Attention! Machines are learning telecommunications and they're good at it!
Technology revolutionizes the world every single day. Telecommunications are here with us for a whole century.
November 02, 2020
Somehow they are the pioneers of this tech revolution. Somehow, they are changing and growing even more in the present. Somehow, they are going further into thefuture with the help of AI.
Practically every telecom is investing heavily in AI. There's a consensus about this, as 93% telecom representatives see ML as a game-changing technology and 76% are planning to incorporate it into the business within three years, according to a survey by Digitalist Magazine at Mobile World Congress. Telecoms need Machine Learning to be able to process and analyze the data in many areas: customer experience, network automation, business process automation, new digital services, and infrastructure maintenance.
Hello, this is your Chabot speaking
For telecoms, which serve millions of people every day, customer service automation creates substantial savings. Each day telecoms receive more tickets from their customers, and the structure of each case is getting more complicated.
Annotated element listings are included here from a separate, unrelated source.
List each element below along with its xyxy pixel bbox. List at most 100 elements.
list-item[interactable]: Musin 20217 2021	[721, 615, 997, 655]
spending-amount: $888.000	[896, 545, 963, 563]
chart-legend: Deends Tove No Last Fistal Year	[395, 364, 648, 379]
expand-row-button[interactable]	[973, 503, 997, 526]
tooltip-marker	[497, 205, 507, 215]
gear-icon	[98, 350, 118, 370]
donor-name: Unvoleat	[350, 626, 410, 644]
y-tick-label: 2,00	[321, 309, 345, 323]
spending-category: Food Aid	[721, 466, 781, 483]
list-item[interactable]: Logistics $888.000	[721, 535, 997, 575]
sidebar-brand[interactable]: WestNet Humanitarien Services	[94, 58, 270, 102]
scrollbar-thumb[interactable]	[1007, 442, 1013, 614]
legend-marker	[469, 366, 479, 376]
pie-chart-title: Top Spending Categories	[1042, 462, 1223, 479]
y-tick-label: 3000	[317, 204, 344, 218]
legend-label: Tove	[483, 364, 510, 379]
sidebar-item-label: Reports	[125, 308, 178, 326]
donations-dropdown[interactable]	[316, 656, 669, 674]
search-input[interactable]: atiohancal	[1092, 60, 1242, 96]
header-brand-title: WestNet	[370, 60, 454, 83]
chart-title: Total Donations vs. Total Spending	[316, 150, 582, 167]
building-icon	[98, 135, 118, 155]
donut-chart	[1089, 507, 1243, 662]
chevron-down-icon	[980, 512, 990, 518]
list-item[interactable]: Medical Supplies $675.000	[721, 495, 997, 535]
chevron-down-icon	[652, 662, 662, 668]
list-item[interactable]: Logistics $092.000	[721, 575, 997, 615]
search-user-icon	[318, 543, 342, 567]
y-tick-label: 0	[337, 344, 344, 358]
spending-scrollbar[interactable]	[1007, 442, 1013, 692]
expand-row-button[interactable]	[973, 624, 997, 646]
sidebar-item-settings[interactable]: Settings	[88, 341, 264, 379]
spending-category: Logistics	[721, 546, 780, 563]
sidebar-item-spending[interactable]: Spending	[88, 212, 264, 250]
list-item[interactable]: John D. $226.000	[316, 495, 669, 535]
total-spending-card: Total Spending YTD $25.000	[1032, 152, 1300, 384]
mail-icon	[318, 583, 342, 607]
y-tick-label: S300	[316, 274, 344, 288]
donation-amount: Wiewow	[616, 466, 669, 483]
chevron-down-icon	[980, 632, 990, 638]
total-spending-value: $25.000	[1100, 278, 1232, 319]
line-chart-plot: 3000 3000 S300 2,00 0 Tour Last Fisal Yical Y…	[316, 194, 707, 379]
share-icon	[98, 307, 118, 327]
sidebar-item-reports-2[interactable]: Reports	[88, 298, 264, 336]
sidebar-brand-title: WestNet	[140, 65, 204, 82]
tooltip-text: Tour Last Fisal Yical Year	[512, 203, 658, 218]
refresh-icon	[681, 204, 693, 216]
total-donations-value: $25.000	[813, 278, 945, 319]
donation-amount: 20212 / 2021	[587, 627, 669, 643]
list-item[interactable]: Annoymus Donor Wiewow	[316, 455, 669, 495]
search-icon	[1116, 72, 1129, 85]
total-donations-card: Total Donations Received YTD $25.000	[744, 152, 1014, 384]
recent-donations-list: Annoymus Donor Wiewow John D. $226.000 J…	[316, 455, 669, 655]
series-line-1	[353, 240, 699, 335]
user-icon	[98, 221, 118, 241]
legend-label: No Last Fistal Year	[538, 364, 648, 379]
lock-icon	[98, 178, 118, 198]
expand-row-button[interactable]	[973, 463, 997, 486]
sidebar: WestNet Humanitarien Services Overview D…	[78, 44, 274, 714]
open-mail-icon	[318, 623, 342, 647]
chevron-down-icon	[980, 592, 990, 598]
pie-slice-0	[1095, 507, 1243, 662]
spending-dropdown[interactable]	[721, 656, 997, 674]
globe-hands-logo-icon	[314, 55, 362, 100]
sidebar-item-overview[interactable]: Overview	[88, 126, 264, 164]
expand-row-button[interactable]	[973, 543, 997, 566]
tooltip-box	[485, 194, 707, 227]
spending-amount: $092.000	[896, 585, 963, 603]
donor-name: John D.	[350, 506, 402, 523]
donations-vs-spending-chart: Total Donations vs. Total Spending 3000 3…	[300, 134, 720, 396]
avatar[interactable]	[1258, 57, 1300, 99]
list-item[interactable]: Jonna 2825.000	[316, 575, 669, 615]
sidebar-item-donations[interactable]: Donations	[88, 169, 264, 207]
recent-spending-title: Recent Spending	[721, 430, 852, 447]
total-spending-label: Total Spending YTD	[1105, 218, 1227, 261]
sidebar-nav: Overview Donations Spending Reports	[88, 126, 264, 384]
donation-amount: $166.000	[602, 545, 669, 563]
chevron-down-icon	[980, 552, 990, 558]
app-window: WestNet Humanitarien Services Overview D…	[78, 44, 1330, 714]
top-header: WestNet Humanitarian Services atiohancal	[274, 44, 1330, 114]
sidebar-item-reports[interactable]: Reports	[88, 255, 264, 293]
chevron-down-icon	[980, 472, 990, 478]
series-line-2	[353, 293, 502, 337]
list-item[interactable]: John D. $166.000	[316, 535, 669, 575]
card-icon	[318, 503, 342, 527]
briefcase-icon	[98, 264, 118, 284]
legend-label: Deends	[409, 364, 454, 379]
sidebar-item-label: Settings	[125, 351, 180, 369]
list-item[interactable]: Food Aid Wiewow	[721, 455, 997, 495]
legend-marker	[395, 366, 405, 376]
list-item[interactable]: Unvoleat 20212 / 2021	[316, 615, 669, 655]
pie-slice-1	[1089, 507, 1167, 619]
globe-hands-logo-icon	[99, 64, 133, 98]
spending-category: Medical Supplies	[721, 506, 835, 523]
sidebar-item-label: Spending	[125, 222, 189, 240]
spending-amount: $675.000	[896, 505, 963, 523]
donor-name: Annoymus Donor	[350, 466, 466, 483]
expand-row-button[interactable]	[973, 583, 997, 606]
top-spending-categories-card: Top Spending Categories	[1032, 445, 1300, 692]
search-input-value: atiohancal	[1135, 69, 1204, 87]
Chatbots are a machine learning trend that offers a valuable solution to this problem. As human consultants cannot process all the data, telecoms need chatbots to make customer service faster and more scalable and improve client satisfaction.
Maintain and predict
Mobile towers are the perfect object for ML predictive maintenance solutions. They are difficult to access and require time-consuming on-site inspections of complicated modules such as power generators or air conditioners. Moreover, towers are vulnerable to intrusions, as they contain a lot of valuable equipment.
There are various possible applications of ML in the maintenance of mobile towers, such as empowered surveillance, where video and image analysis can help detect anomalies. The telecommunications infrastructure is already equipped with various sensors. The data those sensors collect can be used for training ML models, which will predict possible failures – this would reduce downtime and repair costs, and also improve the coverage.